When thinking about the profound Greek influence on Slavs, it came to my mind that strong Latin marks on Slavic culture would also have a fine appearance. We saw plenty of fusions of great cultures on the Eurasian homeland, and it was never boring. But due to a one-hundred-year time range between the fall of ancient Rome and Slavic descending, one between these two important civilizations never took place. This is where alternate history can help us out.

It would be best to start with deciding the TL change that would lead to sooner contact. The huge Hunnic empire that mobilized masses of barbarians can function as our "portal". (Compare the Pannonian Avars, a similar nomadic people, who transported the Slavs to the Balkans to combat the Byzantine Empire during their real migration.) Supposing that either Attila achieves more success in his campaigns (but not wrecking the Roman state!) or the complete opposite, we can get the Germanic peoples lose large amounts of manpower for the Slavic peoples to swoop in and assume their significance.
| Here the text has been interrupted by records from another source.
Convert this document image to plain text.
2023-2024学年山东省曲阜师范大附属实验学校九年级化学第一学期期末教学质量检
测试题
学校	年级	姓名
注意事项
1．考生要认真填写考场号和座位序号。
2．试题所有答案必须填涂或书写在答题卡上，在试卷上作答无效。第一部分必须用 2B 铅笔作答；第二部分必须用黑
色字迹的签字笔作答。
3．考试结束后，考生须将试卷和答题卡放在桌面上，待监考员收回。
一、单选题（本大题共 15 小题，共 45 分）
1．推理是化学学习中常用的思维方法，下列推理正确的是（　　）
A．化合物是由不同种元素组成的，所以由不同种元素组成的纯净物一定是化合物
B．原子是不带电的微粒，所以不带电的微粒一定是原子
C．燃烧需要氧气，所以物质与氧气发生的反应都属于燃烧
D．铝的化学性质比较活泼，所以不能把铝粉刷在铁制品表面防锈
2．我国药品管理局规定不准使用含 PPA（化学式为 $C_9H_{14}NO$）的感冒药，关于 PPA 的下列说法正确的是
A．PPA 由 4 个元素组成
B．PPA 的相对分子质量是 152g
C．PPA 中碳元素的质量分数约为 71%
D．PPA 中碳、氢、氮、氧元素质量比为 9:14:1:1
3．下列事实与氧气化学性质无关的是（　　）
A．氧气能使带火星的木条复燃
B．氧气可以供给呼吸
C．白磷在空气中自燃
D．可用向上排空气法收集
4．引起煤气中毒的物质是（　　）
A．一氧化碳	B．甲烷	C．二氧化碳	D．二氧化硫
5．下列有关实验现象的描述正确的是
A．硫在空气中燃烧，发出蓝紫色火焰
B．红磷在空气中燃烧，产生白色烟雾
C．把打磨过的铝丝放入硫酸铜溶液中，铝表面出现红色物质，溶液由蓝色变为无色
I imagine the first possibility to manifest in the breakthrough of Attila at the Catalaunian Plains, and the occupation of Gaul except its southern parts. The Germans would suffer many casualties plus move westward, allowing the Slavs to do the same. The second could be his gigantic failure (could be at his Italian invasion too) but not death, and the subsequent crossing of Roman generals to Germania where they would cause more carnage and even discord between the tribes. This again gives ground to the Slavic peoples.

Anyhow Attila's fortune goes, his death will come about which will leave a free Germanic and Slavic nation in Western Central Europe. I hope I'm correct in my speculations. I'm waiting to receive community response and if it comes and there are no unsurpassable barriers at this part we can continue the TL by detailing the occurrence and nature of Latin-Slavic contact. Thanks for reading this post.